Nous ajoutons, qu'en attendant ce dégré de perfection, nous nous occupons maintenant d'une méthode d'abréviations qui diminuera de beaucoup la grosseur de nos Volumes. Nous espérons en donner les premiers essais, dans l'ouvrage que nous ferons imprimer immédiatement après celui-ci, à l'usage des Aveugles.[4]
D'ailleurs nous ferons un choix; nous ne confierons à notre presse que les œuvres dont la réputation sera méritée: en amplifiant d'un côté, par la dimension de nos caractères, nous abrégerons de l'autre par le discernement; & peut-être un jour la bibliothèque de l'aveugle sera celle de l'homme de goût.
»3o. Mais avouez donc que vos Aveugles lisent lentement, & que le discours le plus animé semble venir expirer sur leurs lèvres, sans vie & sans mouvement.«
Nos Elèves, il est vrai, lisent avec lenteur. Outre le trop peu d'usage que la nouveauté de notre Institution leur a permis d'acquérir dans la lecture, ils ont encore le désavantage de ne voir en lisant (si nous pouvons nous exprimer ainsi) qu'une seule lettre à la fois; comme feroit notre Lecteur lui même, en ne lisant qu'à travers une ouverture, de la grandeur d'un des caractères de cet ouvrage. Mais nous espérons qu'après un fréquent usage de la lecture, & en se servant des abréviations dont nous avons parlé ci-dessus, nos aveugles liront avec plus de célérité. D'ailleurs nous n'avons jamais eu l'ambition d'en faire des Lecteurs pour placer auprès des Princes, ou dans les Chaires d'Eloquence. Qu'ils prennent seulement par le moyen de la lecture les Eléments des Sciences; qu'ils y trouvent un remède contre l'ennui: nos vœux seront comblés.

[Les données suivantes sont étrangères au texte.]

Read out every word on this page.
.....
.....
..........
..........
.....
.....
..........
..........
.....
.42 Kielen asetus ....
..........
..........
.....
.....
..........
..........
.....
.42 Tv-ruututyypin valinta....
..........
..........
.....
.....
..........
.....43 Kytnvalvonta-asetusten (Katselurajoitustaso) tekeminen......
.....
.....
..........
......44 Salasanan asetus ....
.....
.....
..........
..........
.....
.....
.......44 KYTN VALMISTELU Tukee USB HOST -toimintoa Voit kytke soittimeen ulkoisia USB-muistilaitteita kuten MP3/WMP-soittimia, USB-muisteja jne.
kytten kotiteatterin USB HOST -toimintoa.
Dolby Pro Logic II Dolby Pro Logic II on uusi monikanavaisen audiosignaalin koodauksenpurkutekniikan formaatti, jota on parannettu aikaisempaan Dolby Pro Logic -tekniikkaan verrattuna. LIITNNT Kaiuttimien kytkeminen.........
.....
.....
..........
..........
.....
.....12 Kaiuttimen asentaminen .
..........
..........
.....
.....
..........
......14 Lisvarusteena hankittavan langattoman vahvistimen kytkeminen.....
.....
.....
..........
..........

»4o. Mais à quoi bon enseigner les lettres aux aveugles? pourquoi imprimer des livres à leur usage? ils ne liront jamais les nôtres. Et de la connoissance qu'ils auront des principes de la lecture, résultera-t-il quelques avantages pour la Société?«
A notre tour permettez-nous de vous interroger. Que sert-il que l'on imprime des livres chez tous les peuples qui vous environnent? Lisez-vous le Chinois, le Malabar, le Turc, les Quipos du Péruvien, & tant d'autres langages si nécessaires à ceux qui les entendent? Eh bien! vous ne seriez qu'un aveugle à la Chine, sur les rives du Gange, dans l'Empire Ottoman, au Pérou.
Quant à l'utilité dont il peut être pour la Société qu'un aveugle sache lire, sans nous écarter du sentiment que nous avons annoncé vers la fin de la page [11] de cet ouvrage, nous en appellons avec plaisir à l'expérience que nous avons vu se réitérer plusieurs fois sous nos yeux, & dont le Public lui-même a été témoin dans nos exercices; c'est celle d'un enfant Aveugle enseignant à lire à un enfant clairvoyant;[5] nous en appellons à l'exemple de l'aveugle du Puyseaux.[6] Nous en appellons à vous enfin tendres & respectables époux! nés dans le sein d'une fortune honnête; vous dont le fils vient de naître, & cependant ne verra jamais le jour; quelle douce satisfaction pour nous de pouvoir modérer les transports de votre douleur. Oui, notre plan d'Institution va, d'un côté, rendre à ce fils, déja tendrement aimé, la moitié de son existence; de l'autre, vous fournir les moyens de satisfaire le desir que votre goût pour les Sciences & les talens vous inspire, de lui procurer une éducation digne d'un enfant bien-né. Et vous, Savans, qui nous éclairez de vos lumières! Si les suites d'un travail opiniâtre éteignent un jour cette vue que vous avez fatiguée pour notre instruction, permettez-nous alors de vous offrir une ressource faite pour prolonger tout à la fois, à nous, le bienfait de vos leçons; à vous, la jouissance d'un avantage dont elles sont en partie le fruit agréable. Homere, Bélizaire, Milton, affligés de la cécité, eussent été charmés de consacrer encore au service de la Patrie les années de leur vie qui suivirent la perte de leur vue.